Mesmo estando na comunhão mais profunda e sentimental das suas vidas, não se comoveram com aquelas palavras. Era a dor de Filipe, física e moral, que permitira à vila aceitá-lo. Quitéria lembrou-se do seu território sentimental, o bairro onde crescera, muito pobres em tudo menos em tipos humanos, ao mesmo tempo que lançava aos convidados um sorriso tímido, com um indelével toque de desassossego. Não julgavam ninguém e ignoravam o julgamento dos outros. Como era olfativa, as memórias de infância eram os cheiros dos cozinhados da mãe, e da garrafa, que escondera numa árvore na Terrugem de Cima, longe dos olhares reprovadores e violentos do seu Filipe, com um tinto que aquecia a alma mais desassossegada. Estes dois pensamentos provocaram-lhe uma lágrima fácil.
- Estado civil?
Quitéria tinha os neurónios preguiçosos, por isso demorou algum tempo a responder.
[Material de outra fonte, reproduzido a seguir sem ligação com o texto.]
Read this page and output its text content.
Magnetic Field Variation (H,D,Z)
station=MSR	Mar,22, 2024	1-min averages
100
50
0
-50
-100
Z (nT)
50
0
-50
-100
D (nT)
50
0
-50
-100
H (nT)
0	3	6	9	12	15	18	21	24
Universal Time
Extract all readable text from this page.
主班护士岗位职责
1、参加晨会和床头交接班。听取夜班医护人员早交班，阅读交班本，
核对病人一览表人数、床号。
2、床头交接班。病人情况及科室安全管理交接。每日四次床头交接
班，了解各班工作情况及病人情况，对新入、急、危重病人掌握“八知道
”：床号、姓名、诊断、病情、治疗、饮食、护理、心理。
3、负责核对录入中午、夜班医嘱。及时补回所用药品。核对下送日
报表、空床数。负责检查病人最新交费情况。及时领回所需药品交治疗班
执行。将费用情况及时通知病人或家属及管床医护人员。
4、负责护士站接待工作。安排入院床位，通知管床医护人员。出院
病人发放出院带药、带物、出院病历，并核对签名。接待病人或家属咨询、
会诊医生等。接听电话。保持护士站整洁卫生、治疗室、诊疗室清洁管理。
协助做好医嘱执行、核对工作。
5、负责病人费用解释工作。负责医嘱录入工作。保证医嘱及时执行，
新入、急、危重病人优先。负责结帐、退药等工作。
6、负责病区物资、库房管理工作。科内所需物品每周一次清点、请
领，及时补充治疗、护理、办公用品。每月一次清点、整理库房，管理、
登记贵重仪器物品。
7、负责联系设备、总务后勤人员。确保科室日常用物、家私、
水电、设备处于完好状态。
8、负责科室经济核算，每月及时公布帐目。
Este era o momento mais feliz, mas ela não sabia. Passados tantos anos tornara-se fatalmente numa mulher diferente. O Filipe representava uma paixão sofrida, por isso mais intensa. A cumplicidade de um dia era a distância do outro.
- Solteira, - respondeu com um sorriso ríspido e rouco, desprovido de sentimentalismo, apática, olhar distraído e ânimo sufocado.